Per anni si è parlato di educare il consumatore, in particolare i giovani, ma se si toglie l’iniziativa “Vino e Giovani”, promossa dall’Enoteca Italiana e dal Ministero delle Politiche agricole, quale altra grande iniziativa è stato portata avanti dal mondo del vino? Poche e per di più sporadiche, riducendo “Vino e Giovani” a un goccia nel mare.
Resta una priorità, fondamentale per noi, far riprendere al vino il suo cammino di bevanda che accompagna l’uomo; si lega ai piatti di una cucina per dare ad essi cultura e sapori; che offre storie e voglia di dialogare; mette in campo identità che il territorio esprime, se si vogliono rilanciare i consumi e bloccare le perdite dovute anche alle misure di prevenzione dell’alcolismo.

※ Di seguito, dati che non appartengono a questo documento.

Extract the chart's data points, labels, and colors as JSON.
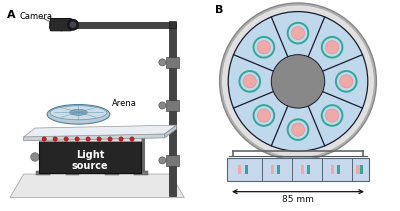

Informare e educare il consumatore deve diventare una costante delle azioni delle istituzioni e dei produttori, la base per uscire dalla crisi dei consumi e per affrontare le sfide del mercato. Un mercato globale che, per quello che ci è dato capire, mette a disposizione due strade, quella dove passa la quantità e, con essa, anche la qualità espressa dalle nuove tecnologie, e quella dove passa la peculiarità, espressa da un territorio e da un produttore, che una parte crescente di consumatori si può permettere, ciò che fa capire che bisogna insistere su questa strada ma con una dose di umiltà che, negli ultimi tempi, è venuta a mancare.
Continuare a volere escludere la prima strada aggrava la crisi e il rischio è di renderla ancor più strutturale nel breve tempo.